In den vergangenen zwei Jahren ist mit 49 Prozent fast die Hälfte aller Unternehmen weltweit Wirtschaftskriminellen zum Opfer gefallen. Das zeigt eine Umfrage des Beratungsunternehmens PwC. Die Zahl der gemeldeten Betrugsfälle ist damit um 13 Prozent gestiegen und hat einen neuen Höchststand erreicht. PwC hat für die Studie 7.200 Teilnehmer in 123 Ländern befragt. Afrika (62 Prozent, zuvor 57 Prozent), Nordamerika (54 Prozent, zuvor 37 Prozent) und Lateinamerika (53 Prozent, zuvor 28 Prozent) berichten die meisten Vorfälle.

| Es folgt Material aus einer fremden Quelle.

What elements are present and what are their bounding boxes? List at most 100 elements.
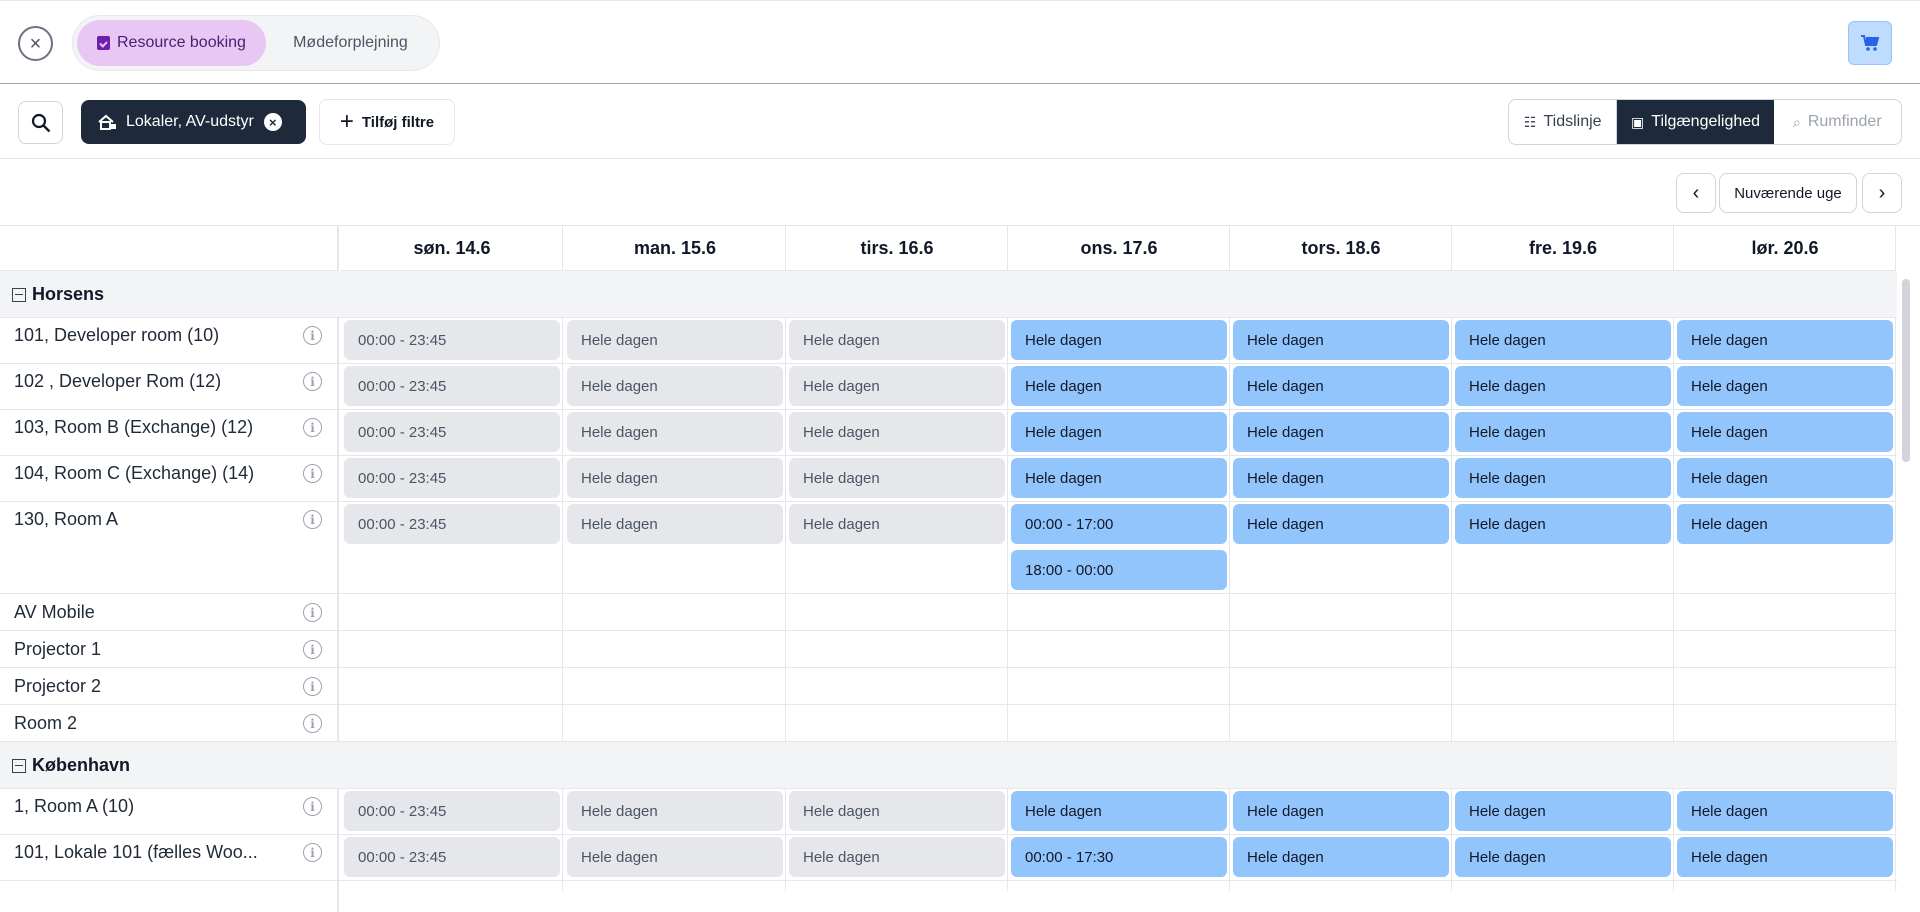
view-room-finder[interactable]: ⌕ Rumfinder — [1774, 100, 1901, 144]
availability-slot[interactable]: Hele dagen — [1233, 412, 1449, 452]
availability-grid: søn. 14.6 man. 15.6 tirs. 16.6 ons. 17.6 tor… — [0, 225, 1920, 912]
availability-slot[interactable]: Hele dagen — [1455, 791, 1671, 831]
info-icon[interactable]: i — [303, 797, 322, 816]
info-icon[interactable]: i — [303, 510, 322, 529]
add-filter-button[interactable]: + Tilføj filtre — [319, 99, 455, 145]
day-header: lør. 20.6 — [1674, 226, 1896, 271]
info-icon[interactable]: i — [303, 714, 322, 733]
availability-slot[interactable]: Hele dagen — [789, 458, 1005, 498]
availability-slot[interactable]: Hele dagen — [567, 412, 783, 452]
resource-name[interactable]: 1, Room A (10) — [14, 796, 134, 817]
availability-slot[interactable]: Hele dagen — [1011, 458, 1227, 498]
availability-slot[interactable]: Hele dagen — [1455, 320, 1671, 360]
availability-slot[interactable]: Hele dagen — [1455, 366, 1671, 406]
info-icon[interactable]: i — [303, 843, 322, 862]
info-icon[interactable]: i — [303, 326, 322, 345]
availability-slot[interactable]: Hele dagen — [1455, 412, 1671, 452]
availability-slot[interactable]: Hele dagen — [1677, 412, 1893, 452]
availability-slot[interactable]: Hele dagen — [1677, 366, 1893, 406]
cart-button[interactable] — [1848, 21, 1892, 65]
remove-filter-icon[interactable]: × — [263, 113, 282, 131]
resource-name[interactable]: 103, Room B (Exchange) (12) — [14, 417, 253, 438]
group-toggle[interactable]: København — [12, 755, 130, 776]
vertical-scrollbar[interactable] — [1902, 279, 1910, 462]
resource-name[interactable]: 104, Room C (Exchange) (14) — [14, 463, 254, 484]
resource-name[interactable]: Room 2 — [14, 713, 77, 734]
close-button[interactable]: × — [18, 26, 53, 61]
availability-slot[interactable]: Hele dagen — [567, 366, 783, 406]
previous-week-button[interactable]: ‹ — [1676, 173, 1716, 213]
availability-slot[interactable]: Hele dagen — [1677, 458, 1893, 498]
availability-slot[interactable]: Hele dagen — [1677, 320, 1893, 360]
availability-slot[interactable]: 00:00 - 23:45 — [344, 366, 560, 406]
resource-name[interactable]: AV Mobile — [14, 602, 95, 623]
availability-slot[interactable]: 18:00 - 00:00 — [1011, 550, 1227, 590]
current-week-button[interactable]: Nuværende uge — [1719, 173, 1857, 213]
group-toggle[interactable]: Horsens — [12, 284, 104, 305]
info-icon[interactable]: i — [303, 464, 322, 483]
availability-slot[interactable]: Hele dagen — [1455, 837, 1671, 877]
availability-slot[interactable]: Hele dagen — [1455, 458, 1671, 498]
filter-chip[interactable]: Lokaler, AV-udstyr × — [81, 100, 306, 144]
info-icon[interactable]: i — [303, 677, 322, 696]
availability-slot[interactable]: 00:00 - 23:45 — [344, 458, 560, 498]
availability-slot[interactable]: Hele dagen — [1233, 366, 1449, 406]
availability-slot[interactable]: Hele dagen — [789, 366, 1005, 406]
info-icon[interactable]: i — [303, 603, 322, 622]
collapse-icon[interactable] — [12, 287, 26, 302]
availability-slot[interactable]: Hele dagen — [567, 320, 783, 360]
availability-slot[interactable]: 00:00 - 17:00 — [1011, 504, 1227, 544]
availability-slot[interactable]: Hele dagen — [1011, 320, 1227, 360]
resource-name[interactable]: 101, Developer room (10) — [14, 325, 219, 346]
availability-slot[interactable]: Hele dagen — [567, 791, 783, 831]
availability-slot[interactable]: 00:00 - 23:45 — [344, 320, 560, 360]
availability-slot[interactable]: Hele dagen — [1233, 504, 1449, 544]
calendar-check-icon — [96, 36, 110, 50]
group-name: København — [32, 755, 131, 775]
availability-slot[interactable]: Hele dagen — [567, 504, 783, 544]
info-icon[interactable]: i — [303, 640, 322, 659]
resource-name[interactable]: 101, Lokale 101 (fælles Woo... — [14, 842, 258, 863]
resource-name[interactable]: 130, Room A — [14, 509, 118, 530]
resource-name[interactable]: Projector 1 — [14, 639, 101, 660]
availability-slot[interactable]: Hele dagen — [789, 412, 1005, 452]
availability-slot[interactable]: Hele dagen — [1677, 504, 1893, 544]
resource-name[interactable]: Projector 2 — [14, 676, 101, 697]
tab-resource-booking[interactable]: Resource booking — [77, 20, 266, 66]
availability-slot[interactable]: 00:00 - 17:30 — [1011, 837, 1227, 877]
availability-slot[interactable]: Hele dagen — [567, 837, 783, 877]
day-header: tors. 18.6 — [1230, 226, 1452, 271]
view-availability[interactable]: ▣ Tilgængelighed — [1617, 100, 1774, 144]
availability-slot[interactable]: Hele dagen — [1677, 837, 1893, 877]
availability-slot[interactable]: Hele dagen — [1233, 791, 1449, 831]
availability-slot[interactable]: Hele dagen — [789, 791, 1005, 831]
collapse-icon[interactable] — [12, 758, 26, 773]
availability-slot[interactable]: Hele dagen — [789, 320, 1005, 360]
availability-slot[interactable]: Hele dagen — [1233, 320, 1449, 360]
availability-slot[interactable]: Hele dagen — [1233, 837, 1449, 877]
availability-slot[interactable]: 00:00 - 23:45 — [344, 791, 560, 831]
availability-slot[interactable]: Hele dagen — [789, 837, 1005, 877]
availability-slot[interactable]: Hele dagen — [1677, 791, 1893, 831]
availability-slot[interactable]: Hele dagen — [1233, 458, 1449, 498]
next-week-button[interactable]: › — [1862, 173, 1902, 213]
resource-name[interactable]: 102 , Developer Rom (12) — [14, 371, 221, 392]
tab-modeforplejning[interactable]: Mødeforplejning — [266, 20, 435, 66]
search-button[interactable] — [18, 101, 63, 144]
availability-slot[interactable]: Hele dagen — [567, 458, 783, 498]
group-row: Horsens — [0, 271, 1897, 318]
top-header: × Resource booking Mødeforplejning — [0, 0, 1920, 84]
availability-slot[interactable]: 00:00 - 23:45 — [344, 412, 560, 452]
chevron-right-icon: › — [1878, 181, 1886, 204]
availability-slot[interactable]: 00:00 - 23:45 — [344, 504, 560, 544]
current-week-label: Nuværende uge — [1734, 184, 1842, 202]
info-icon[interactable]: i — [303, 372, 322, 391]
info-icon[interactable]: i — [303, 418, 322, 437]
availability-slot[interactable]: Hele dagen — [1455, 504, 1671, 544]
availability-slot[interactable]: 00:00 - 23:45 — [344, 837, 560, 877]
availability-slot[interactable]: Hele dagen — [1011, 412, 1227, 452]
availability-slot[interactable]: Hele dagen — [1011, 791, 1227, 831]
availability-slot[interactable]: Hele dagen — [1011, 366, 1227, 406]
view-timeline[interactable]: ☷ Tidslinje — [1509, 100, 1618, 144]
availability-slot[interactable]: Hele dagen — [789, 504, 1005, 544]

An erster Stelle der wirtschaftskriminellen Straftaten liegt Unterschlagung mit einer Häufigkeit von 45 Prozent, gefolgt von Cyberkriminalität (31 Prozent), Verbraucherbetrug (29 Prozent) und geschäftlichem Fehlverhalten (28 Prozent). Die diesjährige Umfrage zeige zudem einen deutlichen Anstieg (plus 6 Prozent auf 52 Prozent) bei Fällen von Wirtschaftskriminalität durch interne Betrüger, erklärt PwC – also Mitarbeiter. Auch bei Vorfällen, die der Unternehmensleitung zugeschrieben werden, habe es einen signifikanten Sprung nach oben gegeben (von 16 Prozent im Jahr 2016 auf 24 Prozent im Jahr 2018)..

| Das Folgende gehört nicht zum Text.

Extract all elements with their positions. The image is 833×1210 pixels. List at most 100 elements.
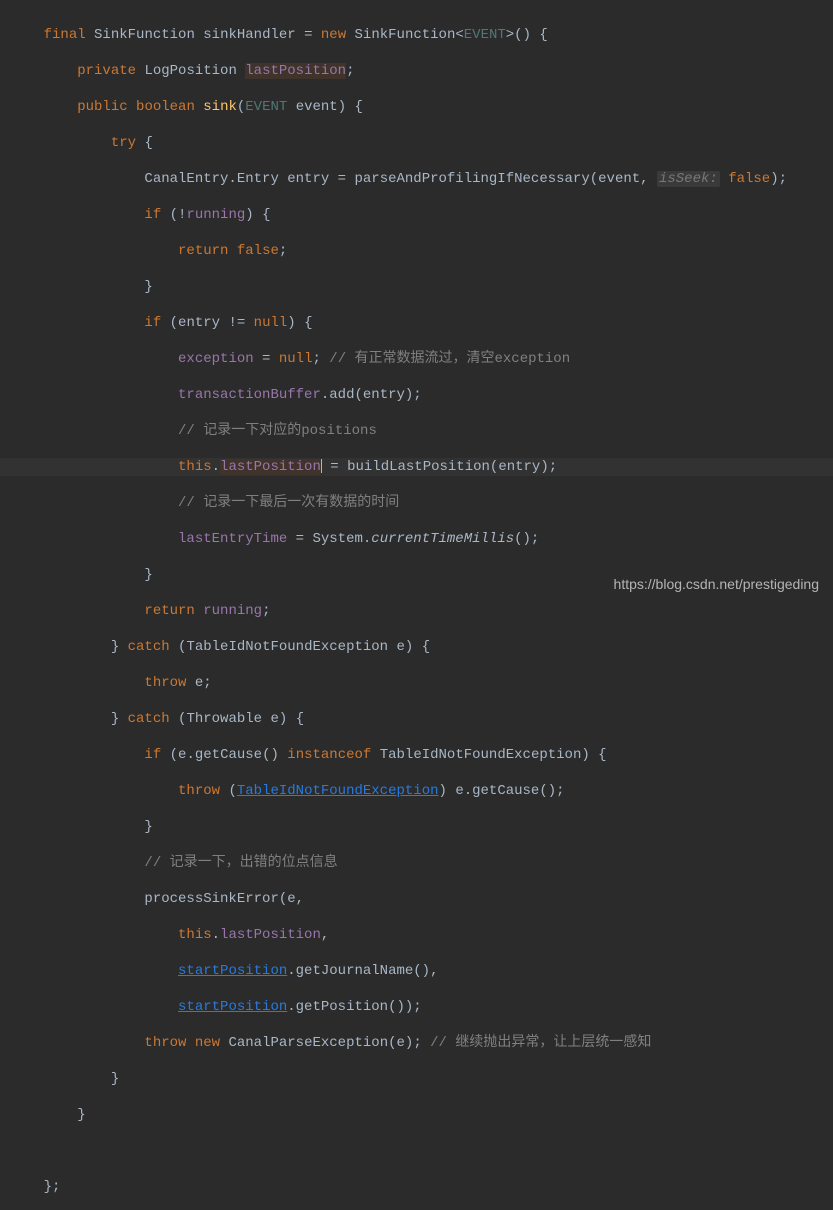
code-line: }	[0, 818, 833, 836]
keyword-if: if	[144, 747, 161, 763]
code-line: this.lastPosition,	[0, 926, 833, 944]
field-ref: lastEntryTime	[178, 531, 287, 547]
var-link[interactable]: startPosition	[178, 963, 287, 979]
return-type: boolean	[136, 99, 195, 115]
comment: // 记录一下对应的positions	[178, 423, 377, 439]
type-param: EVENT	[464, 27, 506, 43]
code-line: // 记录一下最后一次有数据的时间	[0, 494, 833, 512]
code-line: public boolean sink(EVENT event) {	[0, 98, 833, 116]
code-line-active: this.lastPosition = buildLastPosition(en…	[0, 458, 833, 476]
code-line: }	[0, 1070, 833, 1088]
text-cursor	[321, 459, 322, 473]
field-ref: transactionBuffer	[178, 387, 321, 403]
code-line: // 记录一下，出错的位点信息	[0, 854, 833, 872]
var-name: e	[397, 639, 405, 655]
comment: // 记录一下，出错的位点信息	[144, 855, 337, 871]
code-line: }	[0, 278, 833, 296]
keyword-final: final	[44, 27, 86, 43]
var-ref: e	[195, 675, 203, 691]
ctor-name: CanalParseException	[228, 1035, 388, 1051]
field-ref: lastPosition	[220, 927, 321, 943]
param-type: EVENT	[245, 99, 287, 115]
code-line: if (entry != null) {	[0, 314, 833, 332]
code-line: processSinkError(e,	[0, 890, 833, 908]
keyword-private: private	[77, 63, 136, 79]
var-ref: e	[455, 783, 463, 799]
ctor-name: SinkFunction	[355, 27, 456, 43]
field-highlighted: lastPosition	[245, 63, 346, 79]
exception-type: TableIdNotFoundException	[186, 639, 388, 655]
exception-type: Throwable	[186, 711, 262, 727]
code-line: } catch (TableIdNotFoundException e) {	[0, 638, 833, 656]
method-call: buildLastPosition	[347, 459, 490, 475]
code-line: exception = null; // 有正常数据流过，清空exception	[0, 350, 833, 368]
watermark: https://blog.csdn.net/prestigeding	[614, 575, 819, 593]
code-editor[interactable]: final SinkFunction sinkHandler = new Sin…	[0, 0, 833, 1210]
keyword-new: new	[195, 1035, 220, 1051]
method-call: getCause	[195, 747, 262, 763]
type-name: LogPosition	[144, 63, 236, 79]
type-name: CanalEntry.Entry	[144, 171, 278, 187]
method-call: processSinkError	[144, 891, 278, 907]
method-call: parseAndProfilingIfNecessary	[354, 171, 589, 187]
method-call: getJournalName	[296, 963, 414, 979]
code-line: return false;	[0, 242, 833, 260]
method-call: getCause	[472, 783, 539, 799]
comment: // 有正常数据流过，清空exception	[329, 351, 570, 367]
code-line: if (e.getCause() instanceof TableIdNotFo…	[0, 746, 833, 764]
var-name: sinkHandler	[203, 27, 295, 43]
field-ref: running	[186, 207, 245, 223]
code-line: throw e;	[0, 674, 833, 692]
param-name: event	[296, 99, 338, 115]
var-ref: e	[178, 747, 186, 763]
keyword-public: public	[77, 99, 127, 115]
code-line: } catch (Throwable e) {	[0, 710, 833, 728]
method-call: getPosition	[296, 999, 388, 1015]
keyword-new: new	[321, 27, 346, 43]
code-line: if (!running) {	[0, 206, 833, 224]
keyword-return: return	[178, 243, 228, 259]
code-line: }	[0, 1106, 833, 1124]
keyword-if: if	[144, 315, 161, 331]
keyword-instanceof: instanceof	[287, 747, 371, 763]
code-line: // 记录一下对应的positions	[0, 422, 833, 440]
arg: entry	[498, 459, 540, 475]
code-line: try {	[0, 134, 833, 152]
code-line: };	[0, 1178, 833, 1196]
bool-literal: false	[728, 171, 770, 187]
comment: // 继续抛出异常，让上层统一感知	[430, 1035, 651, 1051]
code-line: throw new CanalParseException(e); // 继续抛…	[0, 1034, 833, 1052]
code-line: lastEntryTime = System.currentTimeMillis…	[0, 530, 833, 548]
keyword-this: this	[178, 459, 212, 475]
code-line: final SinkFunction sinkHandler = new Sin…	[0, 26, 833, 44]
arg: e	[287, 891, 295, 907]
null-literal: null	[279, 351, 313, 367]
var-link[interactable]: startPosition	[178, 999, 287, 1015]
bool-literal: false	[237, 243, 279, 259]
exception-cast[interactable]: TableIdNotFoundException	[237, 783, 439, 799]
var-name: e	[270, 711, 278, 727]
code-line: private LogPosition lastPosition;	[0, 62, 833, 80]
field-ref: exception	[178, 351, 254, 367]
class-ref: System	[312, 531, 362, 547]
param-hint: isSeek:	[657, 171, 720, 187]
code-line: transactionBuffer.add(entry);	[0, 386, 833, 404]
type-name: TableIdNotFoundException	[380, 747, 582, 763]
code-line: startPosition.getPosition());	[0, 998, 833, 1016]
arg: event	[598, 171, 640, 187]
code-line: throw (TableIdNotFoundException) e.getCa…	[0, 782, 833, 800]
keyword-throw: throw	[144, 675, 186, 691]
code-line: CanalEntry.Entry entry = parseAndProfili…	[0, 170, 833, 188]
method-name: sink	[203, 99, 237, 115]
arg: entry	[363, 387, 405, 403]
comment: // 记录一下最后一次有数据的时间	[178, 495, 399, 511]
null-literal: null	[254, 315, 288, 331]
var-name: entry	[287, 171, 329, 187]
method-call: add	[329, 387, 354, 403]
keyword-if: if	[144, 207, 161, 223]
static-method: currentTimeMillis	[371, 531, 514, 547]
keyword-this: this	[178, 927, 212, 943]
code-line: startPosition.getJournalName(),	[0, 962, 833, 980]
code-line	[0, 1142, 833, 1160]
field-ref: running	[203, 603, 262, 619]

Bewusstsein in Unternehmen steigt
"Wir können einen Anstieg der gemeldeten Vorfälle nicht mit einem tatsächlichen Anstieg von Wirtschaftskriminalität gleichsetzen. Die Studie macht allerdings deutlich, dass das Bewusstsein in Unternehmen im Zusammenhang mit Wirtschaftskriminalität gestiegen ist", sagt Kristof Wabl, Senior Manager Forensics bei PwC Österreich. Das gelte vor allem für Cyberkriminalität. Unternehmen wüssten inzwischen wesentlich mehr über die Risiken und Möglichkeiten sowie über Präventionsmaßnahmen, so Wabl.

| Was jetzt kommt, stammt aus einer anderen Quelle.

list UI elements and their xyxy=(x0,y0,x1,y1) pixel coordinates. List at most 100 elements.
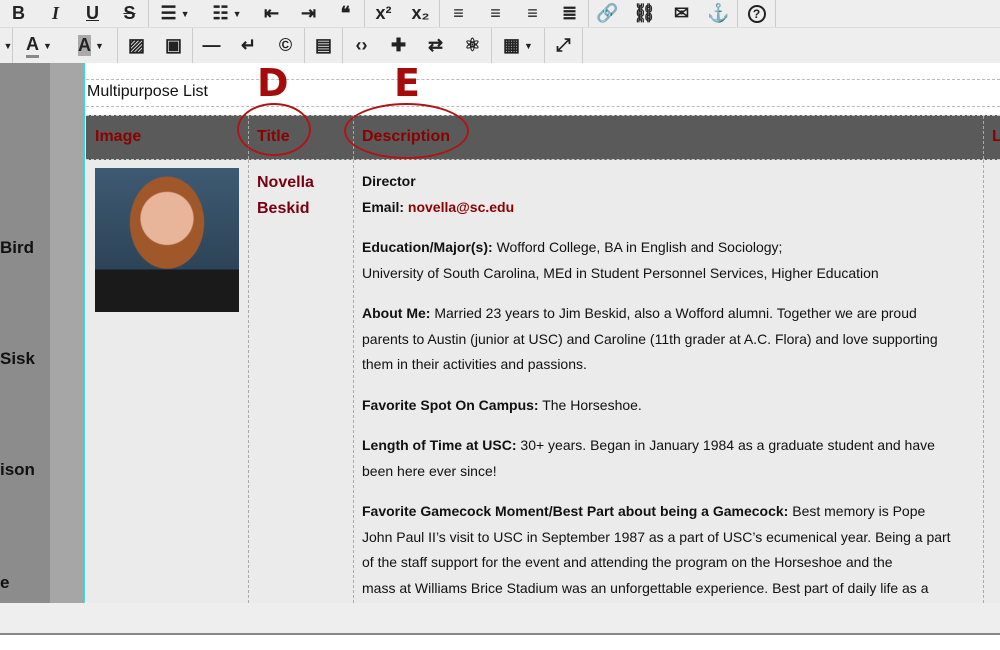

Mit dem Bewusstsein über Wirtschaftskriminalität sind auch die Investitionen in ihre Bekämpfung gestiegen. In den kommenden zwei Jahren werden 51 Prozent der Befragten ihre Ausgaben auf demselben Niveau halten und 44 Prozent werden sie erhöhen. Beinahe zwei Drittel (64 Prozent) der Befragten beziffern Schäden im Zusammenhang mit den schwerwiegendsten Vorfällen mit bis zu einer Million US-Dollar. 42 Prozent (+3 Prozent) der Befragten geben an, dass ihre Unternehmen die finanziellen Mittel für den Kampf gegen Wirtschaftskriminalität seit dem Jahr 2016 erhöht haben. (fp)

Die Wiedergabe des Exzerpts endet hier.